I am not an economist, but it seems to me that a the dollars spent on these items come from different places; that is the customer doesn’t think I have x dollars, do I buy an ad from Google or software from Microsoft? Instead they budget money for both, and then they spend it exactly where it makes sense (ads from Google or software from Microsoft).”
While it’s true that being able to capitalize on a monopoly can provide a company with a dependable revenue/profit stream from which to draw when attempting to kick-start other businesses, monopolies are not interchangeable.

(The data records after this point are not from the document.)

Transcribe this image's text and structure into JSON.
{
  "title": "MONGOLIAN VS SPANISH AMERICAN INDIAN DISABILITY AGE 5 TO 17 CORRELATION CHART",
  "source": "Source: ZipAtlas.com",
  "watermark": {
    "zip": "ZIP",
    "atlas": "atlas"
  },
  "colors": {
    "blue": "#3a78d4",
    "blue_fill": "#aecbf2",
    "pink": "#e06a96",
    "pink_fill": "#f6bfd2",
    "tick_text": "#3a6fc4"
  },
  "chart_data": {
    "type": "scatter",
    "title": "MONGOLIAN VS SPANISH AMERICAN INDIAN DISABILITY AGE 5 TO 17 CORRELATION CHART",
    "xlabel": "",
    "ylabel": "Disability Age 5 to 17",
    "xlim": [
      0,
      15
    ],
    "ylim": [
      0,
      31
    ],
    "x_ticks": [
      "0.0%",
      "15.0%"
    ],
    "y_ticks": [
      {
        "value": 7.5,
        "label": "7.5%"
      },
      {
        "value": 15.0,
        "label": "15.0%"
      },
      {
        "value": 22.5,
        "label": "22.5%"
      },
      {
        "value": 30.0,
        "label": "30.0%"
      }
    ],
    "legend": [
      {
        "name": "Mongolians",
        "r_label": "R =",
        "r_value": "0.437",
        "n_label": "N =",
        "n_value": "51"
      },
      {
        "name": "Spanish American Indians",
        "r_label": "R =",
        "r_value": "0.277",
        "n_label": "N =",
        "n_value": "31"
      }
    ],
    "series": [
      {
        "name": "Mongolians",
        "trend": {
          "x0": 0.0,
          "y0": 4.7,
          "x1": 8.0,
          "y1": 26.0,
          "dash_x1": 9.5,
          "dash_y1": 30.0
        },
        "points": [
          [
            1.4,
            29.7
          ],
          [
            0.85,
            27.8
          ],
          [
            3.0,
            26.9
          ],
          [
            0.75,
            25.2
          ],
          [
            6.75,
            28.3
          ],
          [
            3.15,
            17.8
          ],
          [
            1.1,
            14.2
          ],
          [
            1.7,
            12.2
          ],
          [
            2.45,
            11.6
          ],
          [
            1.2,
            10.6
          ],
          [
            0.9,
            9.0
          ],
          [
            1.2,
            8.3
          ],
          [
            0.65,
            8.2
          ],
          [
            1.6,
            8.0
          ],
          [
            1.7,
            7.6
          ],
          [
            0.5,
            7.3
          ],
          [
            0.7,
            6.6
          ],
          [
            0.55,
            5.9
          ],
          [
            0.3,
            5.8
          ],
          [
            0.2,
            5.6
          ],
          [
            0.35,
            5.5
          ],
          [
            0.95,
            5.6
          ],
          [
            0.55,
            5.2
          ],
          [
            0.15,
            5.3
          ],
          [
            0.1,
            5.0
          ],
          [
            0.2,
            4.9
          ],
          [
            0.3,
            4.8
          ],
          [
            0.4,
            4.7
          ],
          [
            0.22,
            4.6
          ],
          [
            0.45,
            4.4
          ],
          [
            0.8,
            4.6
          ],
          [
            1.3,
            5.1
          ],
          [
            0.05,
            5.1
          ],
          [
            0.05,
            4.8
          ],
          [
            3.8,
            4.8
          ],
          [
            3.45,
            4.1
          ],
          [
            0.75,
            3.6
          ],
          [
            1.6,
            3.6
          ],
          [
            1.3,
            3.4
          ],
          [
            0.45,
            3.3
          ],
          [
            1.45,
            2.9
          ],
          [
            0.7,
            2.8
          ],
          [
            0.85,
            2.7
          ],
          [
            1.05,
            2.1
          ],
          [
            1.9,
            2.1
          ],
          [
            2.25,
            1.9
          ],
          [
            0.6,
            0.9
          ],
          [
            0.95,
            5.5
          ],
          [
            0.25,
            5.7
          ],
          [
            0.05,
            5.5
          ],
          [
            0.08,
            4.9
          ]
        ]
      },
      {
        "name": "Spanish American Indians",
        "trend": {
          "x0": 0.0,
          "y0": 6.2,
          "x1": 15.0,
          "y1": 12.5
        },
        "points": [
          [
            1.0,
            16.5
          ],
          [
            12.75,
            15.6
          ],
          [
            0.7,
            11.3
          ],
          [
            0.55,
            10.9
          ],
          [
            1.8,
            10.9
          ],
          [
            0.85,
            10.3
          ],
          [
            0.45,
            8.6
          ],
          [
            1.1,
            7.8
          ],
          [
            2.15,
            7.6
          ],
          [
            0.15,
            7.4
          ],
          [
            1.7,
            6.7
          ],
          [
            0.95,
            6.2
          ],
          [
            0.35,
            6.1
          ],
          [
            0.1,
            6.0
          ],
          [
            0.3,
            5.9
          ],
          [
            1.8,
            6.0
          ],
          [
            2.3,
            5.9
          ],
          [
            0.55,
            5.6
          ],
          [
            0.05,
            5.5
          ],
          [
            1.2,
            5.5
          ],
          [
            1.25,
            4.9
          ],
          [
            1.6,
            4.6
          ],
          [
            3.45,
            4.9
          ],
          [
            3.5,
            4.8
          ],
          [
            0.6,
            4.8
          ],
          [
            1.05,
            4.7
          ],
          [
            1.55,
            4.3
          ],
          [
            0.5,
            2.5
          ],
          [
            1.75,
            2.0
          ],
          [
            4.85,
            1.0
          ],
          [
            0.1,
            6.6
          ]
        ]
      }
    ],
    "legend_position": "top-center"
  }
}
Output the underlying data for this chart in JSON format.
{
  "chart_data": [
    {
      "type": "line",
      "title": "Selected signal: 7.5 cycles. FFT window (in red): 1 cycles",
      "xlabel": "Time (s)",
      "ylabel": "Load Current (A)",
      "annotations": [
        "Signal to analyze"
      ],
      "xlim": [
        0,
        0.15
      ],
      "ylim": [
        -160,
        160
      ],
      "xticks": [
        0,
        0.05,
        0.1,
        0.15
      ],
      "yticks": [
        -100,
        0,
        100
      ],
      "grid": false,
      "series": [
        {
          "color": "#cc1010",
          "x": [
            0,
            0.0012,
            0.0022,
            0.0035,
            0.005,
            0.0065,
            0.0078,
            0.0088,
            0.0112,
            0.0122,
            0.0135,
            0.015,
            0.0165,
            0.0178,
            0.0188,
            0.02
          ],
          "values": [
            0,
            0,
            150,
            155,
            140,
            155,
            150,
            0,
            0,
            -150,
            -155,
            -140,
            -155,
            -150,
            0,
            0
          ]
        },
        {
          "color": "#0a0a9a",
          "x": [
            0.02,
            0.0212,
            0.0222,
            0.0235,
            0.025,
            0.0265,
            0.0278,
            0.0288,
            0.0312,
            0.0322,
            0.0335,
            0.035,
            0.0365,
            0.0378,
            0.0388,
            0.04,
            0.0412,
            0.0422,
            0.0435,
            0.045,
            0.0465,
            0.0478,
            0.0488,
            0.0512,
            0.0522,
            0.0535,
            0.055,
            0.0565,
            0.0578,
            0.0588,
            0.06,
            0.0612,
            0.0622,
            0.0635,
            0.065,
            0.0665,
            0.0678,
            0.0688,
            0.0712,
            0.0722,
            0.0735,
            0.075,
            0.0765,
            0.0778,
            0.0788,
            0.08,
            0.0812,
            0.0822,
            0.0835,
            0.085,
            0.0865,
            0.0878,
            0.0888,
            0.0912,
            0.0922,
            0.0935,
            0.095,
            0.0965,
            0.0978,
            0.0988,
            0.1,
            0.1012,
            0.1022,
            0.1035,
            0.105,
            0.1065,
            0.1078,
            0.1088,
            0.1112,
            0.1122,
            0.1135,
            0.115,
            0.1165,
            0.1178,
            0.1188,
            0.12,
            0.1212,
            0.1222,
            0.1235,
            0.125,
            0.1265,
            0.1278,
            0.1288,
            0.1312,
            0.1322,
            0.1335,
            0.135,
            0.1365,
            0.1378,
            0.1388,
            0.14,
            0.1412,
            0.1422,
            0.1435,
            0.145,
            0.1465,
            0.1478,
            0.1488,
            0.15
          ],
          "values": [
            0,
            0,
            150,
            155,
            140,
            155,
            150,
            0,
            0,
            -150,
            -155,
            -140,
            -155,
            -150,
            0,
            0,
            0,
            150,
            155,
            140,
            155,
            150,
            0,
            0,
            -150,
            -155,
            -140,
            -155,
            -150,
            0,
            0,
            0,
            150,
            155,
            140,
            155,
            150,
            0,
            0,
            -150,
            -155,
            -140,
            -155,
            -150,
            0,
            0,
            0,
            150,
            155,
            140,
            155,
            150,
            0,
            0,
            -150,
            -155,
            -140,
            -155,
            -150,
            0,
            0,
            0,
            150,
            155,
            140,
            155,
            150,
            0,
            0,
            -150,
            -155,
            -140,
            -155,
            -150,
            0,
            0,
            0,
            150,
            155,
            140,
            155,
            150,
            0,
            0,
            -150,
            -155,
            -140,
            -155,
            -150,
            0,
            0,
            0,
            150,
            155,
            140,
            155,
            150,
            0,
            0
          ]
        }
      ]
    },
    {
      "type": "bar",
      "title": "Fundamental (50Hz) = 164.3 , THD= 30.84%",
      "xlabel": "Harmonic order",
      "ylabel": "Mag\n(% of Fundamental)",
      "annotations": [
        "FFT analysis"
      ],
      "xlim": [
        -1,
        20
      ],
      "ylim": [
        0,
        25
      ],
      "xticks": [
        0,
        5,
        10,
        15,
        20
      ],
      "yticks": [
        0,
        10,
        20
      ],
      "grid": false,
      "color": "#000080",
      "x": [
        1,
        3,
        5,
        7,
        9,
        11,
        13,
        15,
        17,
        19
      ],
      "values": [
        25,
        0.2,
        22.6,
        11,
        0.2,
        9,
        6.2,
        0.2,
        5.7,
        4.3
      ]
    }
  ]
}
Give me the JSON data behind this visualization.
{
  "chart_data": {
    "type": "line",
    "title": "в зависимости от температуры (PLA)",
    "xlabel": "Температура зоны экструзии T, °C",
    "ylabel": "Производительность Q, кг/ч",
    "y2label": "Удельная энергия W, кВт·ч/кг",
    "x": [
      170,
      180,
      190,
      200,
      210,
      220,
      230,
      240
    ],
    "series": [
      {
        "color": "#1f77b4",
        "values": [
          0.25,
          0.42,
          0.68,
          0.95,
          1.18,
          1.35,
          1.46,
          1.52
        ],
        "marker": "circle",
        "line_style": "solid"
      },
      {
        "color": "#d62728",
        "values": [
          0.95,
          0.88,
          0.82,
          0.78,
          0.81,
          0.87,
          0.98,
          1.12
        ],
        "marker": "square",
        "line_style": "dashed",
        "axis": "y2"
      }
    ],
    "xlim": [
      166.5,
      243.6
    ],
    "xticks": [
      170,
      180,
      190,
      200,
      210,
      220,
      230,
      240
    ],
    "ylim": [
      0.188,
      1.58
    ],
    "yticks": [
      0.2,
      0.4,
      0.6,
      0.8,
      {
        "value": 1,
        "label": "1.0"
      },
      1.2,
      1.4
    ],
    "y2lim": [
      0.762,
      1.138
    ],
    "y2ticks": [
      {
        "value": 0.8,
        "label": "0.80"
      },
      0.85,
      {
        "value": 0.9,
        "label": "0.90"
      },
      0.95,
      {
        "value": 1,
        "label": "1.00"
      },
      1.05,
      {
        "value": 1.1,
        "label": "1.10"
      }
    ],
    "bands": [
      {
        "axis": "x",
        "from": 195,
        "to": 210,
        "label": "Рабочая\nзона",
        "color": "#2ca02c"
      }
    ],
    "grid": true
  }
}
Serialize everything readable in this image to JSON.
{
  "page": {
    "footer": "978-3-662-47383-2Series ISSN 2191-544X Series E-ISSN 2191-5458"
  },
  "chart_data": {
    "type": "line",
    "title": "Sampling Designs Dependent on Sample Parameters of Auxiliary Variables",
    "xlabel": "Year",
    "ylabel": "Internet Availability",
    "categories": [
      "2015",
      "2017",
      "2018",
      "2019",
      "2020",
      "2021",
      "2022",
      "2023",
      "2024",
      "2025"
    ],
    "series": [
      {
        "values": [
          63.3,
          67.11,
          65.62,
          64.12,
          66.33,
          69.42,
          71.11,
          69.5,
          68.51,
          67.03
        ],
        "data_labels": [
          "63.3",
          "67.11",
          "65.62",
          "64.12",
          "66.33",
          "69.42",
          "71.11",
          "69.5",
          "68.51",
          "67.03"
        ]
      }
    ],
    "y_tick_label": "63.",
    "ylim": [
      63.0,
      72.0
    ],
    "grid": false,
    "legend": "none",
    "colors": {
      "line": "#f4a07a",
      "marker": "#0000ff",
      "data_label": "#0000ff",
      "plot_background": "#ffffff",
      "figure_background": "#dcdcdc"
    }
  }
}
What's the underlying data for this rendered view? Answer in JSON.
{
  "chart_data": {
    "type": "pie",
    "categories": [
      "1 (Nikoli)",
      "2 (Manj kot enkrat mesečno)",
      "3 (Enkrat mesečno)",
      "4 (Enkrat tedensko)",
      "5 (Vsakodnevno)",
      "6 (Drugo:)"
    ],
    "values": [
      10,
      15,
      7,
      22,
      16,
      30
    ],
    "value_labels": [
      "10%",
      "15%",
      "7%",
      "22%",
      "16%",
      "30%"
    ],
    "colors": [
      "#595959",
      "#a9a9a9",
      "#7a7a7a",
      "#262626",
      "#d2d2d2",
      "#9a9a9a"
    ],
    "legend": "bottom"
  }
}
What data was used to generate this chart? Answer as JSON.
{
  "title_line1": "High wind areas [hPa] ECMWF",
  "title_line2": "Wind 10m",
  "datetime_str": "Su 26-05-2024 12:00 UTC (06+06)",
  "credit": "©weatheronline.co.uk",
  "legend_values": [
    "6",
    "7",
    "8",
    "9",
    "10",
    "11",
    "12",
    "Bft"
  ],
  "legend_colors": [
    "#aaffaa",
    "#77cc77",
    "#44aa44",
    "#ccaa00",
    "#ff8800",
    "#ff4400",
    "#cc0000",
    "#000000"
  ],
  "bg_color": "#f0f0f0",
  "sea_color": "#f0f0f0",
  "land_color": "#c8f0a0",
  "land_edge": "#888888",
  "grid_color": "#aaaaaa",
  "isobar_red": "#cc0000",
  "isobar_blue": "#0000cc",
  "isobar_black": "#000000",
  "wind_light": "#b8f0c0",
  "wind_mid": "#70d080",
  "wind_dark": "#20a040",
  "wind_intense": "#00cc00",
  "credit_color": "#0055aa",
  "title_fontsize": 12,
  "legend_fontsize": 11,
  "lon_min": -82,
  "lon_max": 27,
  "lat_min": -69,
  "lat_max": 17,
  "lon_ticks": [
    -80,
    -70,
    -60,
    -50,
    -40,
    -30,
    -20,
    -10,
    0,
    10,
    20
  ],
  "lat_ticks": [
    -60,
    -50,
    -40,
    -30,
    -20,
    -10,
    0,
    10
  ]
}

While the Windows monopoly is a lot older (and more established) than the Google one — and, because of that fact, closer to its potential end-of-life — it strikes me as also being harder to unseat. I don’t say this because I think the Windows monopoly is good for customers; I don’t.
But I do think Windows, both existing releases and new ones, are going to be on IT buyers’ shopping lists a lot longer than many Wall Street analysts, industry watchers and Web 2.0 advocates seem to believe.
Will Windows/Office or online search provide a deeper well from which Microsoft and Google, respectively, will be able to draw in the next year? Next few years?